I just e-filed my taxes today and between the federal and the state I'm getting back almost $1600. This will be used for the flight and hotel reservations. I just need to wait for the money to be deposited into my account. I know there is a lot I need to do before the trip, such as getting a passport and raising more money. Even though the flight and lodging is pretty much taken care of I still need money to eat, admission fees, transportation and souvenirs and whatever else comes up. Overtime is being offered at work for the next 3 months or so and I plan to work as much as possible. Anything over my usual straight 80 hours paycheck will be divided between Rome and paying my medical bills from my kidney stone/hospitalization last September.

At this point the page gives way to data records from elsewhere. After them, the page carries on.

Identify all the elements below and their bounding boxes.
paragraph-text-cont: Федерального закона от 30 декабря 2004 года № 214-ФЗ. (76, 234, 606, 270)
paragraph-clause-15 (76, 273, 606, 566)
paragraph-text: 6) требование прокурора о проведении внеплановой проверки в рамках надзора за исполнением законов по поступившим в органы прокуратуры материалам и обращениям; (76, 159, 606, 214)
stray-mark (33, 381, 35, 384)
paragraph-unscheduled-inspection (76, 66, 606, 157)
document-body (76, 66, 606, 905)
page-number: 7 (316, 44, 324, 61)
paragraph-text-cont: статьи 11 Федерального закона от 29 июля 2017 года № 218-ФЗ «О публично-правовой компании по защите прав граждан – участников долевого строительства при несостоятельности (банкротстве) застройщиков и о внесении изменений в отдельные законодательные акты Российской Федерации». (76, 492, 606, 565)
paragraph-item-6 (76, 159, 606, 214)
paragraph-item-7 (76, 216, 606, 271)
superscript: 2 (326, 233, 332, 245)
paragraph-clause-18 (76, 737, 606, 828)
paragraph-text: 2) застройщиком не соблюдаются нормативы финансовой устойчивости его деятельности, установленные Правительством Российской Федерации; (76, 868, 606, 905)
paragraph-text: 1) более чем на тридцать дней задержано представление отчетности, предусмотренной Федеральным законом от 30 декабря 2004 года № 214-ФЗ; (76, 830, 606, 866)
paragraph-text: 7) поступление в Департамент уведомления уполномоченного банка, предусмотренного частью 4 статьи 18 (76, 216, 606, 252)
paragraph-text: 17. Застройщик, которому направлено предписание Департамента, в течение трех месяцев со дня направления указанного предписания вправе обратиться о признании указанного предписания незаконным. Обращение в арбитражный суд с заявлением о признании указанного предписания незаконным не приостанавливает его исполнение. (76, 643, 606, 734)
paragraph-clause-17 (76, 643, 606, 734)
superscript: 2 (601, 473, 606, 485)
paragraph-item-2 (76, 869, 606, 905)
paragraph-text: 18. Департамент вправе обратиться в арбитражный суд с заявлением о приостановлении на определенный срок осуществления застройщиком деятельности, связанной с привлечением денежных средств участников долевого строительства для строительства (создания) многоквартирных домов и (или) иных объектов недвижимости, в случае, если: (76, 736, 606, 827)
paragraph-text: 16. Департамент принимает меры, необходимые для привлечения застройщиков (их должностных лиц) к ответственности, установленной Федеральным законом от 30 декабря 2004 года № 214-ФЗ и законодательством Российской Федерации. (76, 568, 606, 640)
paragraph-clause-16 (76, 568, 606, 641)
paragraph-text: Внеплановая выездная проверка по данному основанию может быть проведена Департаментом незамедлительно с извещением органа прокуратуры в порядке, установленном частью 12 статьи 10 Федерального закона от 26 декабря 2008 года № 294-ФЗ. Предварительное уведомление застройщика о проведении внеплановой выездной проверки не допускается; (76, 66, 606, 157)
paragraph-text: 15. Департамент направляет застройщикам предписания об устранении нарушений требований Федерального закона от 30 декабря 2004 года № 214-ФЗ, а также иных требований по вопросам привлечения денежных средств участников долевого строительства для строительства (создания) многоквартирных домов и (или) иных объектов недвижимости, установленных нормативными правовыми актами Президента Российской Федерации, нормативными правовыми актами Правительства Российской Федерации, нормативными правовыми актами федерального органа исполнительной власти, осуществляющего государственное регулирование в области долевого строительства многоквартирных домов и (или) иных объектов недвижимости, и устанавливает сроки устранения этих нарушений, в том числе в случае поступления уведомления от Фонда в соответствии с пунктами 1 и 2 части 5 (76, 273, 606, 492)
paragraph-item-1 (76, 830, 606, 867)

I am also trying to lose weight again. I would love to get below 200 lbs by then, but I'll be happy if I get anywhere near 200 lbs. I don't want to tire out while walking around Rome or slow anyone else down. This brings up more money I need to raise. When I lose that weight, I'll need new clothes. Hell, I need new clothes anyways. I don't want to walk around Rome in my grungy, ill-fitting, old clothes. Some of the clothes I wear now I was wearing in pictures taken over 5 years ago! Too help offset the cost of a new wardrobe, I'll be setting aside $5 for every pound I lose. This will be used for clothes shopping late July and August. I will need to buy capris, shorts, sundresses, and shoes etc.

I've thought about (jokingly) holding a fundraiser to raise the money. Maybe having a Tastefully Simple or Pampered Chef party where instead of getting free merchandise, getting a check instead (is this even an option with home/book parties). Or maybe selling candy bars. I'm hoping someone in the cities here has a garage sale this summer where I can sell my old stuff. I'm hoping to sell some things on eBay also.